MORRIS — Some students in north Jefferson County got a taste of World War II this week.
On Friday, Drs. John and Frances Carter, founders of the American Rosie the Riveter Association (ARRA), served as a live history lesson to a crowd at Mortimer Jordan High School.
On hand were students from two history classes and a holocaust studies class. Mortimer Jordan media specialist Laurie Dunlap organized the event.
The Carters, who live in Birmingham, dressed in WWII clothing: John in his original paratrooper uniform, and Frances representing the famous Rosie the Riveter painting by J. Howard Miller that helped stir women into action during the war.
The couple taught about the importance of “Rosies,” or women who walked out of their traditional roles during the war to fill jobs formerly done by men.

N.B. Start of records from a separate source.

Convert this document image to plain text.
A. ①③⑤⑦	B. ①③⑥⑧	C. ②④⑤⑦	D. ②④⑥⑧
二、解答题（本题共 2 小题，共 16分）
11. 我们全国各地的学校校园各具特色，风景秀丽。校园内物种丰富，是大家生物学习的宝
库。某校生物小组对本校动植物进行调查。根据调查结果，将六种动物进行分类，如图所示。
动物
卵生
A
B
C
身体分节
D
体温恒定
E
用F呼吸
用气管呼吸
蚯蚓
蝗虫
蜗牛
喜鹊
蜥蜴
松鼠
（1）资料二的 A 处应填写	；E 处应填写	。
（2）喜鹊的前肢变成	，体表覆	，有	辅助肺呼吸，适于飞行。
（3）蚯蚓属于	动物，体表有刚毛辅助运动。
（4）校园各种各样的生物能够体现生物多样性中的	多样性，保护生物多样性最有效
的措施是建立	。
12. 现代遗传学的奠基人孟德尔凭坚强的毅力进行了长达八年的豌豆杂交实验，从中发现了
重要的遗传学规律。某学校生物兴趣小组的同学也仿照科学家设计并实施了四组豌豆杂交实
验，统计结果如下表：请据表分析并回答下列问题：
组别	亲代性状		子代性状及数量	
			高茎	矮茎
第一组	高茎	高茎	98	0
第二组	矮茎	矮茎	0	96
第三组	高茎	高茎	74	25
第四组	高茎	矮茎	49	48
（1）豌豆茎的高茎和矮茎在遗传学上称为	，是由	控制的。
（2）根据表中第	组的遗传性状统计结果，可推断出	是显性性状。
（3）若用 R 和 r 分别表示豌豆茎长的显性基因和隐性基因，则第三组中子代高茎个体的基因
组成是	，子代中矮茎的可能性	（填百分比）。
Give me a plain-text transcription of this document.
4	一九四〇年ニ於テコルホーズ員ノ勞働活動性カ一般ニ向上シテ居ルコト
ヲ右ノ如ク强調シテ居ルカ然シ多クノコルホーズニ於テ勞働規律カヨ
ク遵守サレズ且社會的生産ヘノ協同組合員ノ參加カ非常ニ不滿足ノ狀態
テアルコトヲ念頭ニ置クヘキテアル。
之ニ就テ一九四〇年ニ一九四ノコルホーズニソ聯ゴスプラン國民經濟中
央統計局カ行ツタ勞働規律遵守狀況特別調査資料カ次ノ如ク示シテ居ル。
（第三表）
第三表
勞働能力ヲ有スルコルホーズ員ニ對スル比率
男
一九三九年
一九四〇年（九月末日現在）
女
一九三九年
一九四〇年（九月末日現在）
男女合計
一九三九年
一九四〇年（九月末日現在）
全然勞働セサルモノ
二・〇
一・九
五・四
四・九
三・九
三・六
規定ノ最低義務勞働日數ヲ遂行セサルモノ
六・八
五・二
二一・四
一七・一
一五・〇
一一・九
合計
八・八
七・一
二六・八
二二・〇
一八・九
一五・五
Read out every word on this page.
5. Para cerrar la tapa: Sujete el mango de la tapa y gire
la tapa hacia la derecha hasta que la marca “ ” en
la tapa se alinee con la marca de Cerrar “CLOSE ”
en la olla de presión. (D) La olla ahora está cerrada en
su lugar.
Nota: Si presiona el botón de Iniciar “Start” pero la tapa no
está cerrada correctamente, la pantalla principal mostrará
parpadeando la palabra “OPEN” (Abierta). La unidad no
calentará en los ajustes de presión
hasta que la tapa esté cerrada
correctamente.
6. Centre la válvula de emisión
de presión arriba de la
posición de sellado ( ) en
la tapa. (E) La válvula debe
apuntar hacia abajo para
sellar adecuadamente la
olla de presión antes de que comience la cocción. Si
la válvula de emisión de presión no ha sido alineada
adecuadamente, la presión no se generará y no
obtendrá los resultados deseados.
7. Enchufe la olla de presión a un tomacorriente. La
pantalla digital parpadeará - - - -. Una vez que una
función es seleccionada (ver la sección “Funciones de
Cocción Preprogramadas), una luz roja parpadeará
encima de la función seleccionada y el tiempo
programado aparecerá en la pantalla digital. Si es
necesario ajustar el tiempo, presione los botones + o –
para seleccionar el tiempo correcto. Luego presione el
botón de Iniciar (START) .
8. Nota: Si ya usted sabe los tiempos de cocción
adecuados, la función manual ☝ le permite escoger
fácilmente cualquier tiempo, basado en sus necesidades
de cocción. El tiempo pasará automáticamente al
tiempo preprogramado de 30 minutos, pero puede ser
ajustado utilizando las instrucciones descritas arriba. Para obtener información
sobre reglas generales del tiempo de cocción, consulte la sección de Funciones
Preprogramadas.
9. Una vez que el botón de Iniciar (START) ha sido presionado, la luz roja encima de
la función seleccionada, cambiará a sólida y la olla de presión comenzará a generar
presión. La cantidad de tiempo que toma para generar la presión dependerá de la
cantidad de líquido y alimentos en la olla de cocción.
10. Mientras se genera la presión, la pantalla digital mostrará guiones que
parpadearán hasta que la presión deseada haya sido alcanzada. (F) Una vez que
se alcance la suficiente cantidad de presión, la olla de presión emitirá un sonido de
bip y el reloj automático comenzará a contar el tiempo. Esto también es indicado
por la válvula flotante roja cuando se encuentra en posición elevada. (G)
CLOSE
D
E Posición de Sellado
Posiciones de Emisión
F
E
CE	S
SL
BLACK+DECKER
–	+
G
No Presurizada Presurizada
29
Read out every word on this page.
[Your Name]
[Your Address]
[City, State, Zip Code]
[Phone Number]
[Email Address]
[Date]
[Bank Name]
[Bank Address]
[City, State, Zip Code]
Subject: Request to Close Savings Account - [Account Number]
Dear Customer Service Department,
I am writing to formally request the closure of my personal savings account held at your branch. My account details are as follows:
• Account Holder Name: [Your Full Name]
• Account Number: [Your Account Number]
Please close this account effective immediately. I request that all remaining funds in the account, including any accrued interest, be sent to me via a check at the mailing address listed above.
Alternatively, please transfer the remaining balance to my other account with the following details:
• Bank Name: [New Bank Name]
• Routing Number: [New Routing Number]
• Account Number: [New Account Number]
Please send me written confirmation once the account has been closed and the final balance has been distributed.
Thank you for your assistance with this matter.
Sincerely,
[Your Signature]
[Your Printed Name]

Frances Carter was indeed a riveter during the war, having left her job as a teacher in Mississippi in order to help build B-29 aircraft at Betchell McCombs Parsons Aircraft Modification Center in Birmingham, a company today called Pemco Aeroplex, Inc.
However, Carter said that riveting was only one of the jobs that women filled as able-bodied men went to war. Women also worked as welders, crane operators, machinists, farmers and many other jobs.
They worked in steel mills, lumber mills, textile mills and canneries. They filled roles in all levels of government, from local to federal.
“We were ordinary women doing extraordinary jobs in an extraordinary crisis,” Carter told the crowd.
Some women were unable to hold down full-time jobs, but they did what they could as volunteers, such as growing “victory gardens” and collecting “critical materials” for recycling, such as tin cans, waste fat, old shovels, old tires, razor blades, tin foil and nylon hose.
Carter said 12,000 razor blades could be made into one 2,000-pound bomb. One old shovel would make four hand grenades. And recycled ladies’ nylon hose were used to make parachutes.
Carter said that her generation is likely responsible for the current trend of recycling and salvaging.
After the war, the Carters went on to become professors at Samford University, from where they retired.
Mortimer Jordan’s legendary former principal, Jimmie Trotter, was one of their former students at Samford, then called Howard University. Trotter was on hand Friday for the Carters’ presentation.
Mortimer Jordan principal Barbara Snider said having people like the Carters visit her students is a priceless experience for them.
Snider said she can especially relate to the importance of World War II-era history, as her mother was in the U.S. Navy during World War II.
“It brings it home to the kids that it was for real. You can teach all day long, but it’s different to actually see people who were there and part of it,” Snider said. “When they’re gone, these first-person stories will be gone.”